Alle dieser Darsteller wissen auch erneut zu überzeugen, hervorzuheben sind aber zwei Neuzugänge für das Flanagan-Universum. Während Bruce Greenwood Familienoberhaupt Roderick Usher mit jeder Menge Charisma füllt, brilliert Mark Hamill als grimmiger Anwalt des Usher-Klans. Etwas mehr Tiefe hätte dagegen vor allem die von Gugino verkörperte Figur bekommen dürfen, deren Motivation sich zudem nur erahnen lässt.
Nichts für Zartbesaitete
Im Kern ist Der Untergang des Hauses Usher eine von den Beziehungen der Figuren untereinander geprägte Dramaserie mit immer wieder eingewobenen Horrorelementen. Es gibt etwa zahlreiche Jumpscares, die einen bis zum Schluss zusammenzucken lassen. Bereits bei Spuk in Hill House waren die Jumpscares geschickt Teil der Handlung und auch hier wirken sie nie willkürlich. Überhaupt hat Mike Flanagan wie kein zweiter Filmschaffender verinnerlicht, dass Horror dann am besten ist, wenn er vom persönlichen Drama der Figuren ausgelöst wird.
Der Untergang des Hauses Usher spart zudem nicht an Gewalt und Blut und nicht selten besitzen die Bilder verstörenden Charakter. Dass Netflix die Serie nicht für unter 18-Jährige empfiehlt, kommt also nicht von ungefähr. Gleichzeitig gibt es immer wieder visuell beeindruckende Bilder zu bewundern.
Vor allem atmosphärisch weiß Der Untergang des Hauses Usher zu überzeugen. In nahezu jeder der acht Episoden kippt die Serie sehr organisch von zwischenmenschlichem Drama in atmosphärischen Horror und wieder zurück. Neben der ruhigen Kameraarbeit von Michael Fimognari muss vor allem der Schnitt von Brett Bachman gelobt werden, der die einzelnen Zeitebenen teils nahtlos ineinander übergehen lässt.
Der Wechsel zwischen den einzelnen Zeitebenen erfolgt aber gerade zu Beginn der Serie teilweise sehr sprunghaft, sodass man gut aufpassen muss, um alle Informationen aufzunehmen. Gleichzeitig sehen vor allem die in der Vergangenheit spielenden Szenen unglaublich gut aus, wie man es von Netflix bislang auch gewohnt war. Etwas dick tragen teilweise die Dialoge und insbesondere Monologe von Roderick Usher auf und auch die vorgetragenen Gedichte sind eher gewöhnungsbedürftig.
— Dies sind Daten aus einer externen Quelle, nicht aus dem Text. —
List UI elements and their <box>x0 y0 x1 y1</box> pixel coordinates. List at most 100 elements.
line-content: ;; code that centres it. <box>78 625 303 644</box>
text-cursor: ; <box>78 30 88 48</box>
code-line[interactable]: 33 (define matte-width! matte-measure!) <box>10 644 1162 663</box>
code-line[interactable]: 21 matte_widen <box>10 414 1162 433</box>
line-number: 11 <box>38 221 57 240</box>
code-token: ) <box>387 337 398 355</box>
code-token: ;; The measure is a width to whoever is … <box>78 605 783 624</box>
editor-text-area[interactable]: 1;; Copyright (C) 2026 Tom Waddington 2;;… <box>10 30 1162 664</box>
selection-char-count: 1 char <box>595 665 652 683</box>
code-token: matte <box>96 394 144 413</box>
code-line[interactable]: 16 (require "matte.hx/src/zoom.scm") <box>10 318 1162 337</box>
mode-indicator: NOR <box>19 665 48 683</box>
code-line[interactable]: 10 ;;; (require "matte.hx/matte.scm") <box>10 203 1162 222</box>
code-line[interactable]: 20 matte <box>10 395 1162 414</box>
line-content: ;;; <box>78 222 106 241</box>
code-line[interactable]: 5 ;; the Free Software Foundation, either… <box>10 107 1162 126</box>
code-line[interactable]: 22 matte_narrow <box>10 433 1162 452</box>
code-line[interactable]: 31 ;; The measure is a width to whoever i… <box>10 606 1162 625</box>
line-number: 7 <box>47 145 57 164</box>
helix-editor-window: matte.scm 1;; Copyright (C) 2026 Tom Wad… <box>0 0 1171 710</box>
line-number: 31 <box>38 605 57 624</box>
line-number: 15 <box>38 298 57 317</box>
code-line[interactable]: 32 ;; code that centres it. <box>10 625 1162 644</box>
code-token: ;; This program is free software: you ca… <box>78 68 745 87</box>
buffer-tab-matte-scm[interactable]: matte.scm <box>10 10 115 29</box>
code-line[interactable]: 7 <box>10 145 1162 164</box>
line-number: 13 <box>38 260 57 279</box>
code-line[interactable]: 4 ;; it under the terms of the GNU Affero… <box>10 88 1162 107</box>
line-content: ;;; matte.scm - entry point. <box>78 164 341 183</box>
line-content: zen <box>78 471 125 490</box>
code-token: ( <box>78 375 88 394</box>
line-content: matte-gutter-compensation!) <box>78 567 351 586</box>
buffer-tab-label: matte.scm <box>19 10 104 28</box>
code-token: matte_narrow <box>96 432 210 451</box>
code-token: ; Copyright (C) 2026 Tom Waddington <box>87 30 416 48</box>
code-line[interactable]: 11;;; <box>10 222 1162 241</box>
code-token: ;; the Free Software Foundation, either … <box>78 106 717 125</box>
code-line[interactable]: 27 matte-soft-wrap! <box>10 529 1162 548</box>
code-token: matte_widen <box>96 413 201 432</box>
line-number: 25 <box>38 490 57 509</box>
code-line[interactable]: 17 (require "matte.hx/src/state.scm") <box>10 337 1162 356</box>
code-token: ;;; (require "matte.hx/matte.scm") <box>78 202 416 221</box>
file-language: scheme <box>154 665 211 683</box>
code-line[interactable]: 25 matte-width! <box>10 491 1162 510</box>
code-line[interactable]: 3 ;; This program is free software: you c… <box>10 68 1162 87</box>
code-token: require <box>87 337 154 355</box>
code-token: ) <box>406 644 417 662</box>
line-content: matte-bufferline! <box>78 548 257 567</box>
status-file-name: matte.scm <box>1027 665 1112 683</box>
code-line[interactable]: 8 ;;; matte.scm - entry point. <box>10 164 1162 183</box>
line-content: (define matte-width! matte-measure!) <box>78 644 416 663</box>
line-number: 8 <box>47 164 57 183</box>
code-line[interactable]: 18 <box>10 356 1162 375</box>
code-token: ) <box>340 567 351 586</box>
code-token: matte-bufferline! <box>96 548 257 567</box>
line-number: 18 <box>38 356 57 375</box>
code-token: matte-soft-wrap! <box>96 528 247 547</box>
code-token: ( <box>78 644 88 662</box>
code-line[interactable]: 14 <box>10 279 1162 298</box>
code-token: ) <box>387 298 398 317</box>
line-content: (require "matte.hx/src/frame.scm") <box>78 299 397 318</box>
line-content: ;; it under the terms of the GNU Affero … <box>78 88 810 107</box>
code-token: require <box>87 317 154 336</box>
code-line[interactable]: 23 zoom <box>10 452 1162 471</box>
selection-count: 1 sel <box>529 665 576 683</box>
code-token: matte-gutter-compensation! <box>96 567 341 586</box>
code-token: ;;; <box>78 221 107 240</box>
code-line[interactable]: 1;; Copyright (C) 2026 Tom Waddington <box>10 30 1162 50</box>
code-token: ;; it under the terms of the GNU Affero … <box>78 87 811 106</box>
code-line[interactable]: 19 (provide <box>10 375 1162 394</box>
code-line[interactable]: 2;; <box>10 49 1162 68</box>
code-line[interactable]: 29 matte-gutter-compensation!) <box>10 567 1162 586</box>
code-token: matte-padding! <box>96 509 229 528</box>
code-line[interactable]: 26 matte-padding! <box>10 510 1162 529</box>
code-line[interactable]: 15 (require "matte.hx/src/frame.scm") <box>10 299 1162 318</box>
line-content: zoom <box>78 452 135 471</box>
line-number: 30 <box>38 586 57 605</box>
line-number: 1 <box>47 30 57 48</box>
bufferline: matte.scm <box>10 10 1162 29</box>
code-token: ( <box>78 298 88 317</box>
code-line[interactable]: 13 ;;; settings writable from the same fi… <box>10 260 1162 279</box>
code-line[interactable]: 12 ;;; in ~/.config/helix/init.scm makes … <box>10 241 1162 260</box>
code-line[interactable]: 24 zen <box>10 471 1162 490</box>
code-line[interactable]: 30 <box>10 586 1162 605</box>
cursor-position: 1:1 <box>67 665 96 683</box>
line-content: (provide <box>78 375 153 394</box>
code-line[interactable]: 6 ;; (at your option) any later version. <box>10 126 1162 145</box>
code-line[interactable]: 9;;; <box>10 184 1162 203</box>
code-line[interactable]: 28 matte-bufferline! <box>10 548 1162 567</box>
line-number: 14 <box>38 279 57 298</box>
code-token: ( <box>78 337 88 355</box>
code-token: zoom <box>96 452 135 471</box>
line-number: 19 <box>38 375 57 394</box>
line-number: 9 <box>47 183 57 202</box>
Schade ist zudem, dass die im Raum stehende philosophische Frage der Serie erst in der finalen Folge gestellt wird, welche die Logik etwas gegen die Wand fährt.
Fazit
Obwohl Der Untergang des Hauses Usher nicht an Spuk in Hill House und auch nicht an Spuk in Bly Manor und Midnight Mass heranreicht, weiß die Serie zu überzeugen. Dies liegt vor allem an durchgängig starken Schauspielleistungen und einer interessanten Eigendynamik der Figuren untereinander. Fehlende emotionale Ankerpunkte macht die Serie mit einer immer wieder dichten Atmosphäre wett. Mike Flanagan begeistert erneut mit einer ganz eigenen Art des Storytelling, die im Horror-Genre noch immer ihresgleichen sucht. Der Untergang des Hauses Usher ist eine gelungene Miniserie, die etwas braucht, um in Fahrt zu kommen, dann aber immer besser wird.